He Is A Golden God: Billy Crudup
When Billy Crudup says he wants to make people believe he is someone else ‘for the sake of a story’, it sounds to us like nothing less than a revolutionary hymn. Tom Chamberlin meets our April cover star in Issue 51, out now.
If you long for the limelight, hanker for celebrity, or ache for the glamour of a large Instagram following, don’t do what Billy Crudup has done with his career. But if you’re keen to get your 10,000 hours under your belt, to master your craft by performing work by the likes of Tom Stoppard, Harold Pinter and Samuel Beckett, and to become one of the most respected and accomplished stage actors — all the while dipping into Hollywood to extend your filmic work when it takes your fancy — then Crudup’s example is exactly the one to follow.
Personally I would choose the latter. Let’s leave aside the fact that the former is the most cynical approach to a calling in the arts. Fame is a driver for many people, and never has being so vacuous become so lucrative. Billy Crudup has, even at 48 years of age, the sort of cheekbone-and-wide-smile handsomeness that would make Rob Lowe feel insecure (with all due respect to the great Rob Lowe). Crudup’s marketability is not in question, nor is his talent, and his career has demonstrated that it is his talent that he has wished to exploit. All power to him.

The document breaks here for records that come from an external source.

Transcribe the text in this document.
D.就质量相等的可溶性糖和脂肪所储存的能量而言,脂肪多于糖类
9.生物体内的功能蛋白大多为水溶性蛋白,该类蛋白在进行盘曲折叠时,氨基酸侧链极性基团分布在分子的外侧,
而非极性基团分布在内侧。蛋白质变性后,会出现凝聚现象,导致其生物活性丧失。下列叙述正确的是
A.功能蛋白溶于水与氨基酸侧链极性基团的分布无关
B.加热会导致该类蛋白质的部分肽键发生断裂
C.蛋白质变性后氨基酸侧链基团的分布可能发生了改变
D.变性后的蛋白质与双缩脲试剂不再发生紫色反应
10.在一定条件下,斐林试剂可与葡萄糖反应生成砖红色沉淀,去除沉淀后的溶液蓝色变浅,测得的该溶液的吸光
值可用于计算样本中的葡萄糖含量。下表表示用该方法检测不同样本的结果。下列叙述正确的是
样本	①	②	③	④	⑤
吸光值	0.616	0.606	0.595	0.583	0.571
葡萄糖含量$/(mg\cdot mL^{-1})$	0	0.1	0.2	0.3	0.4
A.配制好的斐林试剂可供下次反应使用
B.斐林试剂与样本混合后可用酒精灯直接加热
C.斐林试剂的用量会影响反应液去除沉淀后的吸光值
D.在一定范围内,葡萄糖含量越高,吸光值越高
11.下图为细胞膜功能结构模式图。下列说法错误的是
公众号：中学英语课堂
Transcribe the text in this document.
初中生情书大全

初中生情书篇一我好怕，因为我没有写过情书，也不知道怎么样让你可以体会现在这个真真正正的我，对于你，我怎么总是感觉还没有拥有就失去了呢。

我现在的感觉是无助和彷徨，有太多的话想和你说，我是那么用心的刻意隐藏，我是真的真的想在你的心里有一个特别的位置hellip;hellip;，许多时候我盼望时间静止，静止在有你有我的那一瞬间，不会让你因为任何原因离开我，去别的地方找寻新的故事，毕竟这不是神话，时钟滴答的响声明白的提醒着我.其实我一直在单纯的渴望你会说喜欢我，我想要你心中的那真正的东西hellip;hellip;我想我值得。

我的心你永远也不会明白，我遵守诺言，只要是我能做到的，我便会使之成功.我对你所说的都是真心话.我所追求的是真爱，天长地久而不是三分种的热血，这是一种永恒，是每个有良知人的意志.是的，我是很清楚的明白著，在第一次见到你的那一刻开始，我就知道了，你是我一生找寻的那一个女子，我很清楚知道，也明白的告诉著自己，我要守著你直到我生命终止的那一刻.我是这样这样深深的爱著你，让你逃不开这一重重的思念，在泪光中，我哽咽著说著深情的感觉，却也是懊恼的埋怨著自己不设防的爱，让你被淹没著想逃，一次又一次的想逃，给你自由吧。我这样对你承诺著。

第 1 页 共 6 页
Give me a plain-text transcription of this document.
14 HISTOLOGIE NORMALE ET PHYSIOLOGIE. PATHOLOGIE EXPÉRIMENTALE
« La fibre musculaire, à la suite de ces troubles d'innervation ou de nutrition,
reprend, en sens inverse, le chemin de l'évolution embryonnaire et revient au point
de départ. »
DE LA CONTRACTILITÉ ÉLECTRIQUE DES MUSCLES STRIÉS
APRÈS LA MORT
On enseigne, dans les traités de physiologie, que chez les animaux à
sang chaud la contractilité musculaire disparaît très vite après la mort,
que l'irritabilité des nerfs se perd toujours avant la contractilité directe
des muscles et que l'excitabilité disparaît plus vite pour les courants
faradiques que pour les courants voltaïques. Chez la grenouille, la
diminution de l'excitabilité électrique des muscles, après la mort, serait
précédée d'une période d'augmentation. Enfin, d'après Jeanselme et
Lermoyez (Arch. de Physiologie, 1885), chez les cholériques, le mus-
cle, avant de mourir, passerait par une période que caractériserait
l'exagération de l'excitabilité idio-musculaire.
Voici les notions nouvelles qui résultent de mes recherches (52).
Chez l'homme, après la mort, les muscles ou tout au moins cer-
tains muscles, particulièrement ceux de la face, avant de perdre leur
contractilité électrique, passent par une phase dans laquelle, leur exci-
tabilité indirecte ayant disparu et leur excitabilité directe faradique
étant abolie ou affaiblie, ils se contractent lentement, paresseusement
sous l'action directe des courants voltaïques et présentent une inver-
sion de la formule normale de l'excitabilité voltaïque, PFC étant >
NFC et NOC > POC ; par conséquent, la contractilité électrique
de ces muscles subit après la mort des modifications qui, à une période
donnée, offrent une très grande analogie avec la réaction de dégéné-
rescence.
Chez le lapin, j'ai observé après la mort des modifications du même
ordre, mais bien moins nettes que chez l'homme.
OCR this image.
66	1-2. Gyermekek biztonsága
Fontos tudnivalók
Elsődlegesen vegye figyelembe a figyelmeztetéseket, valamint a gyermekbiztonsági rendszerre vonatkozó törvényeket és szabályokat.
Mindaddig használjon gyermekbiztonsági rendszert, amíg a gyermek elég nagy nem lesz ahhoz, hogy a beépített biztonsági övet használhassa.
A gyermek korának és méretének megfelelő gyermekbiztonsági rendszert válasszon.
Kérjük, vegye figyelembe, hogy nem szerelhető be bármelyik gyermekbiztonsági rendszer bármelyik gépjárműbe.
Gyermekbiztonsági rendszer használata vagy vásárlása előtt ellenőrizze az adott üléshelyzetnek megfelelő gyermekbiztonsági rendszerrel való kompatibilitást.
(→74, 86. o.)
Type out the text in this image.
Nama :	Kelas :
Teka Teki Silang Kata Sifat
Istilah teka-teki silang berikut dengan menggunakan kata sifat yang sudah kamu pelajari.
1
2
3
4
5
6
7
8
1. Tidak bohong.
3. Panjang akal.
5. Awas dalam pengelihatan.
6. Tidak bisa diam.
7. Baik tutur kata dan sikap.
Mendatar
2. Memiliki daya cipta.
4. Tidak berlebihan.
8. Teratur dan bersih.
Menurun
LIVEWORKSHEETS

His nomadic childhood started in Manhasset, New York, a suburban haven where his mother, who was a Broadway fanatic, inspired an enthusiasm for the theatre in young Billy, who left before he was 10. He then spent time as a child in south Florida, Dallas, Texas, and North Carolina, only to return to New York to study at Tisch, the arts wing of New York University that counts Pedro Pascal, a former cover star of The Rake, among its illustrious alumni.